A decision in late April, 2016, by the Colorado Supreme Court, allows deduction of the cost of capital for construction of gas processing and transportation facilities in calculating Colorado severance tax.

In BP America Production Company v. Colorado Department of Revenue, 2016 CO 23, 2016 WL 1639829, the Colorado Supreme Court reversed the decision of the Colorado Court of Appeals regarding whether the cost of capital may be deducted from revenue in valuing oil and gas resources for purposes of calculating state severance tax. The court found that the Colorado severance tax statute authorizes a deduction for any transportation, manufacturing and processing costs, and that the cost of capital is a deductible cost that resulted from investment in transportation and processing facilities.

Colorado’s severance tax statute allows extractors to deduct from revenue “any transportation, manufacturing, and processing costs.” C.R.S. § 39-29-102(3)(a).

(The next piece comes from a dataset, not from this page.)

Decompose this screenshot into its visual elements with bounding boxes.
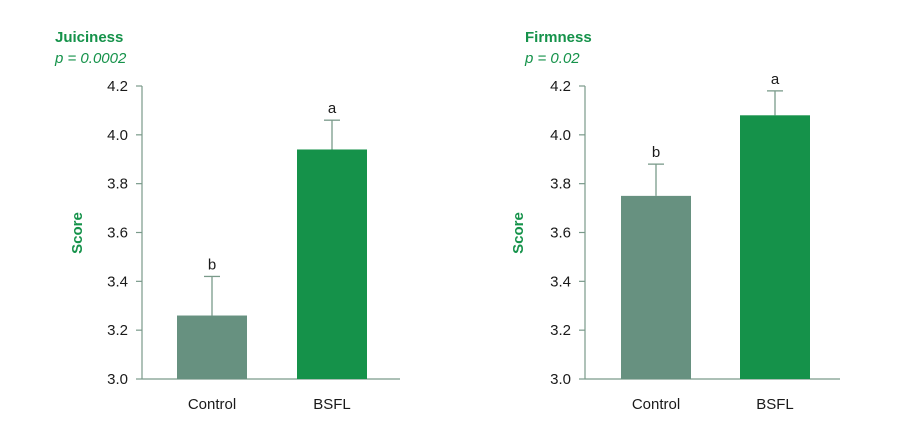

The court emphasized the word “any” in this statute and said that when used as an adjective in a statute, the word “any” means “all.”

BP America Production Company’s (“BP’s”) predecessors had constructed facilities to process natural gas from coal seams and to transport it to market. The parties in the case had stipulated that if the cost of capital is allowed as a deduction, BP is entitled to refunds of $629,186 and $669,202 plus interest for tax years 2003 and 2004, respectively. The court stated that the cost of capital is the amount of money that an investor could have earned on a different investment of similar risk. In this case, the cost of capital is the amount of money that BP’s predecessors could have earned had they invested in other ventures rather than in building transportation and processing facilities. The court held that the cost of capital is a cost for purposes of the severance tax statute.

A memorandum dated May 6, 2016, from staff members to the Joint Budget Committee, states the Colorado Department of Revenue anticipates that the decision in this case will lead to significant refunds due to returns in process and that oil and gas producers will file amended returns as far back as allowed by the statute of limitations. The Department of Revenue estimates $98.4 million in required refunds. A bill that would address funding the refunds was passed by the General Assembly on May 11, 2016. (S.B. 16-218).